Practical significance and conclusion
This review offers a fundamentally different perspective on the nature of keloids — not as a defect caused exclusively by aberrant fibroblasts, but as an immune-mediated condition with well-defined cellular targets. For the practicing specialist, this means that in the future, treatment selection may be guided not only by scar location and size, but also by the individual patient's immune profile. Biomarkers — such as the Treg-to-cytotoxic cell ratio or the degree of M2 macrophage polarization in a biopsy — may eventually become tools for personalizing treatment and predicting recurrence.
The keloid immune microenvironment is not a background process but an active participant in pathogenesis. The imbalance between immunosuppressive cells (Tregs, M2 macrophages, tolerogenic dendritic cells, MDSCs) and functionally exhausted cytotoxic cells (CD8+ T cells, NK cells) creates conditions in which fibroblasts produce collagen unchecked, and the pathological scar persists — and returns. The systematic mapping of these mechanisms, undertaken by the authors of this review, provides, for the first time, a comprehensive picture of immune "complicity" in keloid development. Clinical trials of targeted approaches are already underway. The task for specialists is to follow their results and be prepared for a fundamental reassessment of treatment principles for one of the most therapeutically challenging conditions in dermatology and aesthetic medicine.
References
- Wu Y., Huang Y., Zhang H. et al. Immune cells in keloids: mechanisms and potential treatments. Ann Med 2026; 58(1): 2655499.

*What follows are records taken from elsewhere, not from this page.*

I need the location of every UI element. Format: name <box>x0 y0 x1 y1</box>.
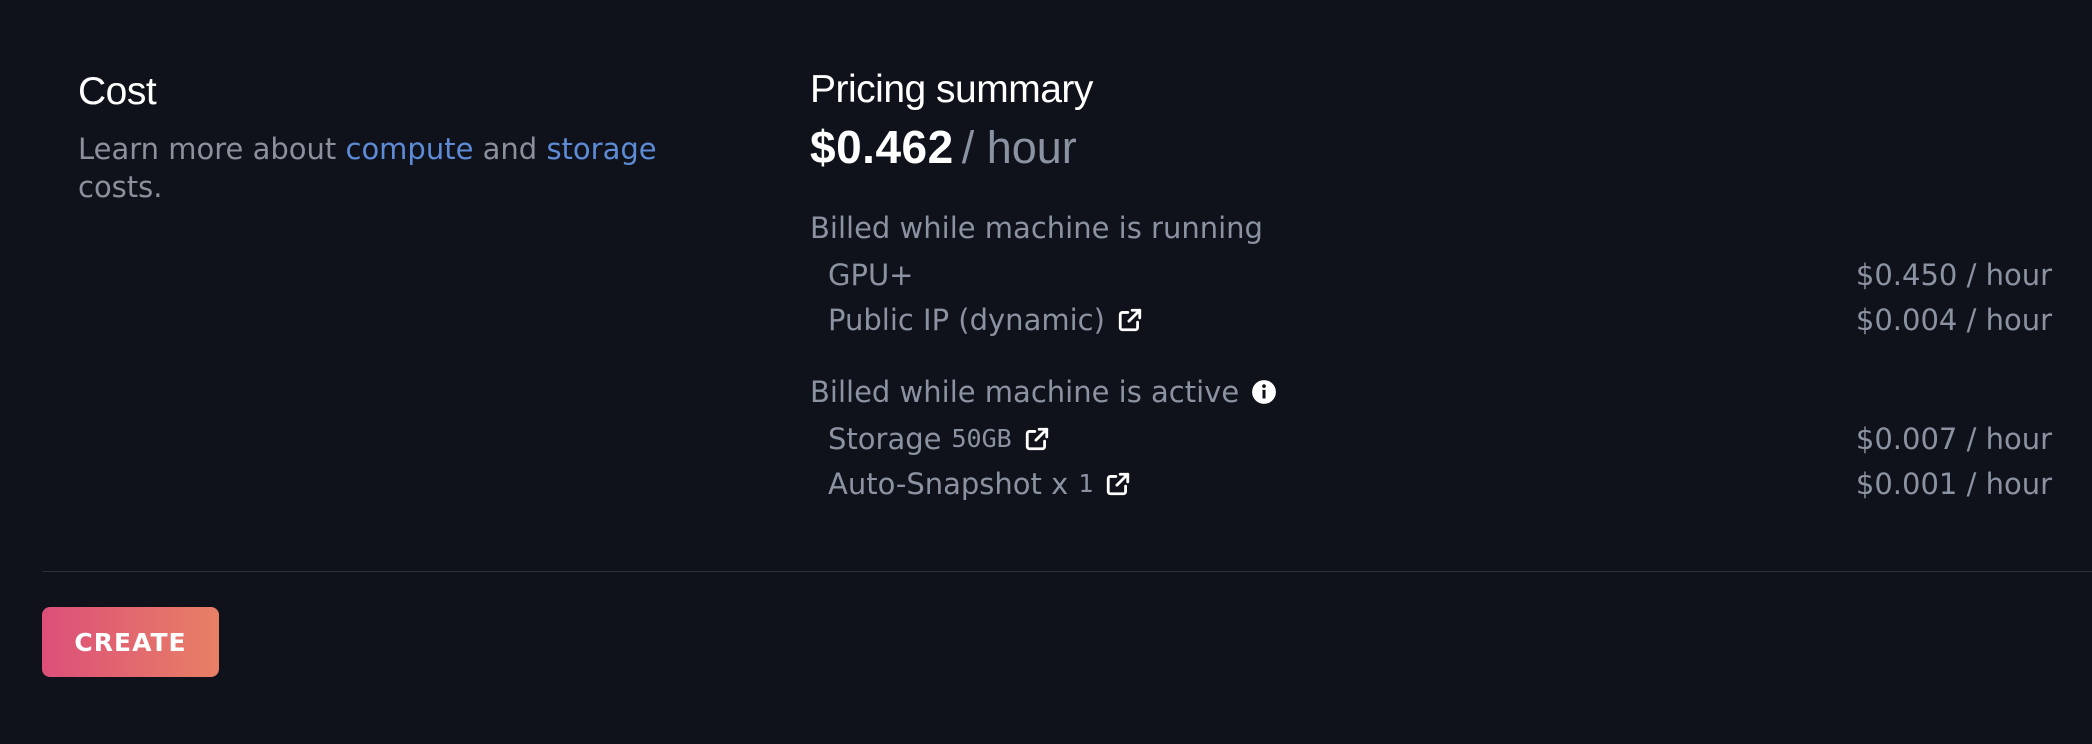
line-item-gpu: GPU+ $0.450 / hour <box>810 252 2052 297</box>
cost-section: Cost Learn more about compute and storag… <box>78 70 718 206</box>
group-heading-running-label: Billed while machine is running <box>810 211 1263 245</box>
section-divider <box>42 571 2092 572</box>
compute-link[interactable]: compute <box>346 132 474 166</box>
create-button[interactable]: CREATE <box>42 607 219 677</box>
external-link-icon[interactable] <box>1105 471 1131 497</box>
cost-desc-suffix: costs. <box>78 170 163 204</box>
line-item-storage-label: Storage <box>828 421 942 456</box>
line-item-gpu-label: GPU+ <box>828 257 914 292</box>
total-price: $0.462 / hour <box>810 120 2052 186</box>
group-heading-running: Billed while machine is running <box>810 206 2052 250</box>
external-link-icon[interactable] <box>1117 307 1143 333</box>
group-heading-active: Billed while machine is active <box>810 370 2052 414</box>
line-item-auto-snapshot: Auto-Snapshot x 1 $0.001 / hour <box>810 461 2052 506</box>
line-item-auto-snapshot-count: 1 <box>1078 469 1094 498</box>
info-icon[interactable] <box>1251 379 1277 405</box>
line-item-gpu-price: $0.450 / hour <box>1855 257 2052 292</box>
cost-description: Learn more about compute and storage cos… <box>78 130 718 206</box>
cost-desc-prefix: Learn more about <box>78 132 346 166</box>
line-item-storage: Storage 50GB $0.007 / hour <box>810 416 2052 461</box>
group-heading-active-label: Billed while machine is active <box>810 375 1240 409</box>
cost-desc-and: and <box>473 132 547 166</box>
line-item-public-ip-label: Public IP (dynamic) <box>828 302 1105 337</box>
line-item-public-ip-price: $0.004 / hour <box>1855 302 2052 337</box>
line-item-public-ip: Public IP (dynamic) $0.004 / hour <box>810 297 2052 342</box>
line-item-storage-price: $0.007 / hour <box>1855 421 2052 456</box>
total-unit: / hour <box>961 122 1077 173</box>
line-item-auto-snapshot-price: $0.001 / hour <box>1855 466 2052 501</box>
line-item-auto-snapshot-label: Auto-Snapshot x <box>828 466 1069 501</box>
total-amount: $0.462 <box>810 121 954 173</box>
storage-link[interactable]: storage <box>546 132 656 166</box>
pricing-summary: Pricing summary $0.462 / hour Billed whi… <box>810 66 2052 506</box>
external-link-icon[interactable] <box>1024 426 1050 452</box>
pricing-title: Pricing summary <box>810 68 1093 111</box>
cost-title: Cost <box>78 70 157 113</box>
line-item-storage-size: 50GB <box>951 424 1012 453</box>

- Latoni D.I., McDaniel D.C., Tsao H. et al. Update on the pathogenesis of keloid formation. JID Innov 2024; 4(6): 100299.
- Nangole F.W., Ouyang K., Anzala O. et al. Multiple cytokines are elevated in patients with keloids: is it an indication of auto-inflammatory disease? J Inflamm Res 2021; 14: 2465–2470.
- Olopoenia A., Yamaguchi Y., Peeva E. et al. Demographics, clinical characteristics, and treatment patterns among keloid patients: United States Electronic Health Records (EHR) Database Study. Int J Dermatol 2024; 63(8): e163–e170.